Autor:  anninred [ So sie 20, 2016 5:01 pm ]
Tytuł:  Re: Dolomity - informacje praktyczne

Obeszliśmy Tofanę di Roses rok temu.
Z dziećmi lat 15 i 12.
Przebieg szlaku odbiega od tego wymalowanego na mapie.
Jak dla mnie - to jeden kawał za schroniskiem - taki tawers na piarżystym kawałku - niekomfortowy. A potem się okazało, że to wszystko jeszcze wisi w powietrzu...
widoki super, za schroniskiem są strumienie, można wody nabrać.
Nasza wycieczka - https://www.ciekawawycieczka.pl/wycieczka/286-tofana-di-rozes
ślad GPS i trochę zdjęć.

Autor:  Tomto [ So sty 28, 2017 7:17 pm ]
Tytuł:  Re: Dolomity - informacje praktyczne

Na forum nie brakuje osób obytych w tych rejonach. Z racji, że mam zamiar wreszcie się tam wybrać a mam niewielkie rozeznanie proszę o pomoc. ;-)

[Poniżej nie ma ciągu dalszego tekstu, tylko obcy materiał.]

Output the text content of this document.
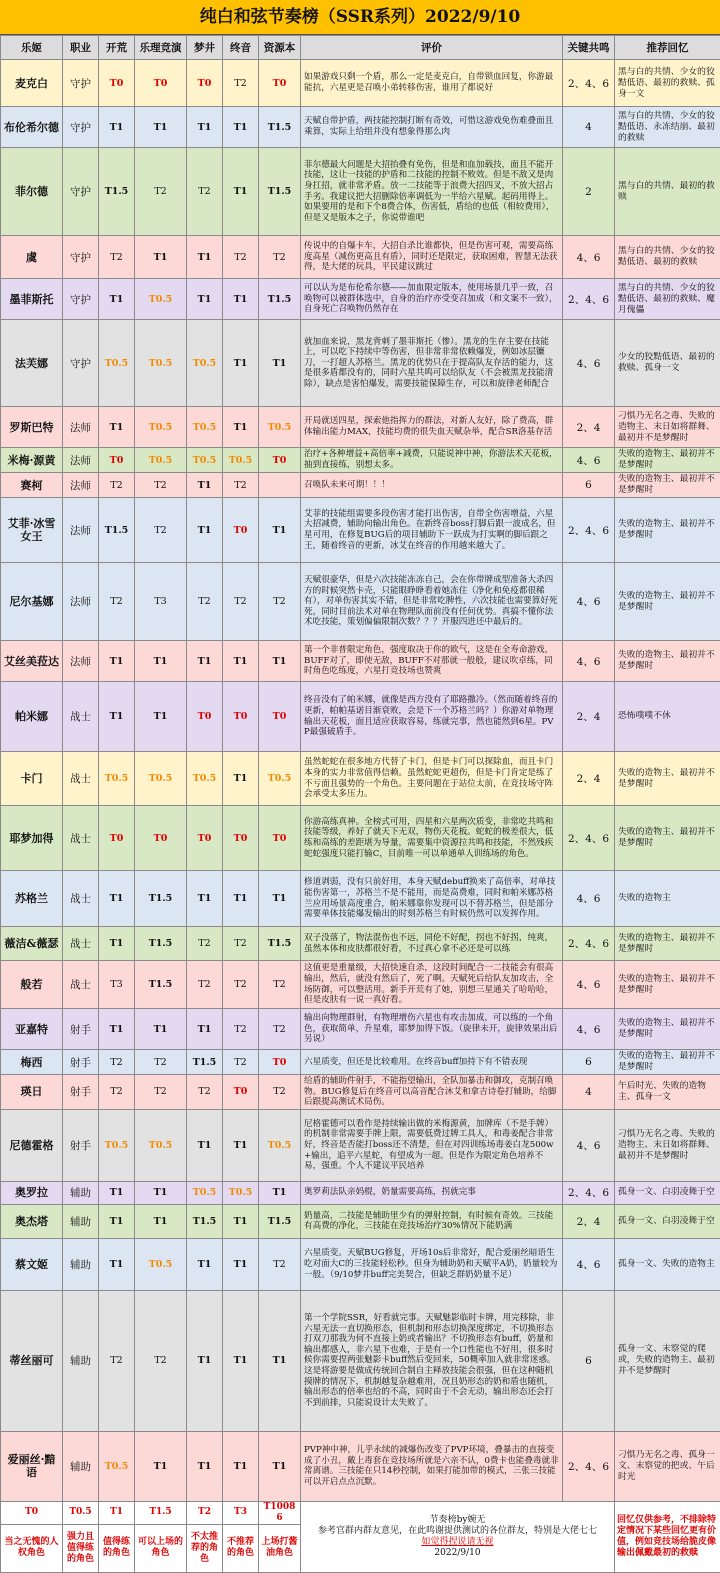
纯白和弦节奏榜（SSR系列）2022/9/10
乐姬	职业	开荒	乐理竞演	梦井	终音	资源本	评价	关键共鸣	推荐回忆
麦克白	守护	T0	T0	T0	T2	T0	如果游戏只剩一个盾，那么一定是麦克白，自带锁血回复，你游最能抗，六星更是召唤小弟转移伤害，谁用了都说好	2、4、6	黑与白的共情、少女的狡黠低语、最初的救赎、孤身一文
布伦希尔德	守护	T1	T1	T1	T1	T1.5	天赋自带护盾，两技能控制打断有奇效，可惜这游戏免伤难叠面且乘算，实际上给组并没有想象得那么肉	4	黑与白的共情、少女的狡黠低语、永冻结崩、最初的救赎
菲尔德	守护	T1.5	T2	T2	T1	T1.5	菲尔德最大问题是大招抬叠有免伤，但是和血加载技，面且不能开技能，这让一技能的护盾和二技能的控制不败效。但是不敌又是肉身扛招，就非常矛盾。放一二技能等于浪费大招四叉，不放大招占手劣。我建议把大招删除倍率调低为一半给六星赋。起码用得上。如果要用的是和下个8费合体，伤害低，盾给的也低（相较费用），但是又是版本之子，你说带谁吧	2	黑与白的共情、最初的救赎
虞	守护	T2	T1	T1	T2	T2	传说中的自爆卡车，大招自杀比谁都快，但是伤害可观，需要高练度高星（减伤更高且有盾），同时还是限定，获取困难，智慧无法获得，是大佬的玩具，平民建议跳过	4、6	黑与白的共情、少女的狡黠低语、最初的救赎
墨菲斯托	守护	T1	T0.5	T1	T1	T1.5	可以认为是布伦希尔德——加血限定版本，使用场景几乎一致，召唤物可以被群体选中，自身的治疗亦受变召加成（和文案不一致），自身死亡召唤物仍然存在	2、4、6	黑与白的共情、少女的狡黠低语、最初的救赎、魔月傀儡
法芙娜	守护	T0.5	T0.5	T0.5	T1	T1	就加血来说，黑龙背刺了墨菲斯托（惨）。黑龙的生存主要在技能上，可以吃下持续中等伤害，但非常非常依赖爆发，例如冰层镰刀，一打超人苏格兰。黑龙的优势只在于提高队友存活的能力，这是很多盾都没有的，同时六星共鸣可以给队友（不会被黑龙技能清除），缺点是害怕爆发，需要技能保障生存，可以和旋律老师配合	4、6	少女的狡黠低语、最初的救赎、孤身一文
罗斯巴特	法师	T1	T0.5	T0.5	T1	T0.5	开局就送四星，探索他指挥力的群法，对新人友好，除了费高，群体输出能力MAX，技能均费的很失血天赋杂举，配合SR洛基存活	2、4	刁惧乃无名之毒、失败的造物主、末日如将群舞、最初并不是梦醒时
米梅·源黄	法师	T0	T0.5	T0.5	T0.5	T0	治疗+各种增益+高倍率+减费，只能说神中神，你游法术天花板，抽到直接练，别想太多。	4、6	失败的造物主、最初并不是梦醒时
赛柯	法师	T2	T2	T1	T2		召唤队未来可期！！！	6	失败的造物主、最初并不是梦醒时
艾菲·冰雪女王	法师	T1.5	T2	T1	T0	T1	艾菲的技能组需要多段伤害才能打出伤害，自带全伤害增益，六星大招减费，辅助向输出角色。在新终音boss打脚后跟一波成名，但星可用，在修复BUG后的项目辅助下一跃成为打实啊的脚后跟之王，随着终音的更新，冰艾在终音的作用越来越大了。	2、4、6	失败的造物主、最初并不是梦醒时
尼尔基娜	法师	T2	T3	T2	T2	T2	天赋很豪华，但是六次技能冻冻自己，会在你带牌成型准备大杀四方的时候突然卡壳，只能眼睁睁看着她冻住（净化和免疫都很稀有），对单伤害其实不错，但是非常吃脾性，六次技能也需要算好死死，同时目前法术对单在物理队面前没有任何优势。真搞不懂你法术吃技能，策划偏偏限制次数？？？开服四进还中最后的。	4、6	失败的造物主、最初并不是梦醒时
艾丝美菈达	法师	T1	T1	T1	T1	T1	第一个非普限定角色，强度取决于你的欧气，这是在全寿命游戏，BUFF对了，即使无敌，BUFF不对那就一般般，建议吹卓练，同时角色吃练度，六星打竞技场也赞爽	4、6	失败的造物主、最初并不是梦醒时
帕米娜	战士	T1	T1	T0	T0	T0	终音没有了帕米娜，就像是西方没有了耶路撒冷。（然而随着终音的更新，帕帕基诺目渐衰败，会是下一个苏格兰吗？）你游对单物理输出天花板，面且适应获取容易，练就完事，然也能然到6星。PVP最强破盾手。	2、4	恐怖噗噗不休
卡门	战士	T0.5	T0.5	T0.5	T1	T0.5	虽然蛇蛇在很多地方代替了卡门，但是卡门可以探除血，而且卡门本身的实力非常值得信赖。虽然蛇蛇更超伤，但是卡门肯定是练了不亏面且强势的一个角色。主要问题在于站位太前，在竞技场守阵会承受太多压力。	2、4	失败的造物主、最初并不是梦醒时
耶梦加得	战士	T0	T0	T0	T0	T0	你游高练真神。全榜式可用，四星和六星两次质变，非常吃共鸣和技能等级，养好了就天下无双，物伤天花板。蛇蛇的极差很大，低练和高练的差距堪为导量，需要集中资源拉共鸣和技能，不然残疾蛇蛇强度只能打输C，目前唯一可以单通单人训练场的角色。	2、4、6	失败的造物主、最初并不是梦醒时
苏格兰	战士	T1	T1.5	T1	T1	T1	修道剥弱，没有只前好用，本身天赋debuff换来了高倍率，对单技能伤害第一，苏格兰不是不能用，而是高费难，同时和帕米娜苏格兰应用场景高度重合，帕米娜靠你发现可以不替苏格兰，但是部分需要单体技能爆发输出的时刻苏格兰有时候仍然可以发挥作用。	4、6	失败的造物主
薇洁&薇瑟	战士	T1	T1.5	T2	T2	T1.5	双子没落了，物法混伤也不远，同伦不好配，拐也不好拐，纯爽，虽然本体和皮肤都很好看，不过真心拿不必还是可以练	2、4、6	失败的造物主、最初并不是梦醒时
般若	战士	T3	T1.5	T2	T2	T2	这值更是重量级，大招快速自杀，这段时间配合一二技能会有很高输出，然后，就没有然后了，死了啊。天赋死后给队友加攻击，全场防御，可以整活用。新手开荒有了她，别想三星通关了哈哈哈，但是皮肤有一说一真好看。	4、6	失败的造物主、最初并不是梦醒时
亚嘉特	射手	T1	T1	T1	T2	T2	输出向物理群射，有物理增伤六星也有攻击加成，可以练的一个角色，获取简单，升星难，耶梦加得下饭。（旋律未开，旋律效果出后另说）	4、6	失败的造物主、最初并不是梦醒时
梅西	射手	T2	T2	T1.5	T2	T0	六星质变，但还是比较难用。在终音buff加持下有不错表现	6	失败的造物主、最初并不是梦醒时
瑛日	射手	T2	T2	T2	T0	T2	给盾的辅助件射手，不能指望输出，全队加暴击和御攻，克制召唤物。BUG修复后在终音可以高音配合沐艾和拿吉诗卷打辅助，给脚后跟提高测试术局伤。	4	午后时光、失败的造物主、孤身一文
尼德霍格	射手	T0.5	T0.5	T1	T1	T0.5	尼格霍德可以看作是持续输出做的米梅源黄，加牌库（不是手牌）的机制非常需要手牌上限，需要低费过牌工具人，和毒姜配合非常好，终音是否能打boss还不清楚，但在对四训练场毒姜白龙500w+输出，追平六星蛇，有望成为一超。但是作为限定角色培养不易，强重。个人不建议平民培养	4、6	刁惧乃无名之毒、失败的造物主、末日如将群舞、最初并不是梦醒时
奥罗拉	辅助	T1	T1	T0.5	T0.5	T1	奥罗莉法队亲妈棍，奶量需要高练，拐就完事	2、4、6	孤身一文、白羽凌舞于空
奥杰塔	辅助	T1	T1	T1.5	T1	T1.5	奶量高，二技能是辅助里少有的弹射控制，有时候有奇效。三技能有高费的净化，三技能在竞技场治疗30%情况下能奶满	2、4	孤身一文、白羽凌舞于空
蔡文姬	辅助	T1	T0.5	T1	T1	T2	六星质变。天赋BUG修复，开场10s后非常好，配合爱丽丝暗语生吃对面大C的三技能轻松秒。但身为辅助奶和天赋平A奶，奶量较为一般。（9/10梦井buff完美契合，但缺乏群奶奶量不足）	4、6	孤身一文、失败的造物主
蒂丝丽可	辅助	T2	T2	T1	T1	T1	第一个学院SSR，好看就完事。天赋魅影临时卡牌，用完移除，非六星无法一直切换形态，但机制和形态切换深度绑定，不切换形态打双刀那我为何不直接上奶或者输出？不切换形态有buff，奶量和输出都感人，非六星下也难，于是有一个口性能也不好用，很多时候你需要捏两张魅影卡buff然后变回来，50概率加入就非常迷惑。这是将游要是做成传统回合制自主释放技能会很强，但在这种随机摸牌的情况下，机制越复杂越难用，况且奶形态的奶和盾也随机，输出形态的倍率也给的不高，同时由于不会无动，输出形态还会打不到前排，只能说设计太失败了。	6	孤身一文、末察觉的爬或，失败的造物主、最初并不是梦醒时
爱丽丝·黯语	辅助	T0.5	T1	T1	T1	T1	PVP神中神，儿乎永续的减爆伤改变了PVP环境，叠暴击的直接变成了小丑，戴上毒套在竞技场所就是六亲不认，0费卡也能叠毒就非常离谱。三技能在只14秒控制，如果打能加带的模式，三张三技能可以开启点点沉默。	2、4、6	刁惧乃无名之毒、孤身一文、末察觉的把或、午后时光
T0	T0.5	T1	T1.5	T2	T3	T10086	节奏榜by婉无
参考官群内群友意见，在此鸣谢提供测试的各位群友，特别是大佬七七
如觉得捏说请无视
2022/9/10		回忆仅供参考，不排除特定情况下某些回忆更有价值，例如竞技场给脆皮像输出佩戴最初的救赎
当之无愧的人权角色	强力且值得练的角色	值得练的角色	可以上场的角色	不太推荐的角色	不推荐的角色	上场打酱油角色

Wyjazd szykuje się na weekend + 2 dni. Czyli mamy 2-3 dni na wspin.
Jaki rejon wybrać na pierwszy raz?
Zastanawiam się przede wszystkim nad długością dróg. Najfajniej byłoby zrobić jakąś przynajmniej 500m ścianę w imponującej formacji(filar,płyta) ale wtedy raczej musiałbym zejść z trudnościami lub wybrać mniej poważną drogę. Powiedzmy, że interesujące mnie trudności na tak długiej drodze to do VI+/VII. Po zrobieniu takiej drogi chciałbym wybrać krótszą propozycję około 200m lecz w większych trudnościach powiedzmy do VIII+/-IX i obitą. Najlepiej gdyby obie drogi dało się zrobić w jednym rejonie. Cimy podobają mi się chyba najbardziej lecz przeraża mnie nieco tłok oraz odpycha kruszyzna(wiem, że to góry ale tam ponoć fest wszystko lata). Dobrze prezentuje się Tofane di Rozes czy Piz Ciavezes.
Lubie mieć topo które leży na półce a nie na dysku. Które przewodniki warto nabyć?

Autor:  nutshell [ So sty 28, 2017 11:57 pm ]
Tytuł:  Re: Dolomity - informacje praktyczne

Tomto, jak będziesz w jakimś sklepie turystycznym z przewodnikami wspinaczkowymi, lub jeszcze lepiej - w Sklepie Pordóżnika, to poszukaj przewodników Mauro Bernardiego. Po polsku ukazały się dwa: "Najpiękniejsze drogi wspinaczkowe i ferraty wokół doliny Val Gardena" oraz "Najpiękniejsze drogi wspinaczkowe wokół Cortiny d'Ampezzo". Sprawdziłam przed chwilą i w obu jest wybór dróg o trudnościach w zakresie VI- do VII o różnej długości.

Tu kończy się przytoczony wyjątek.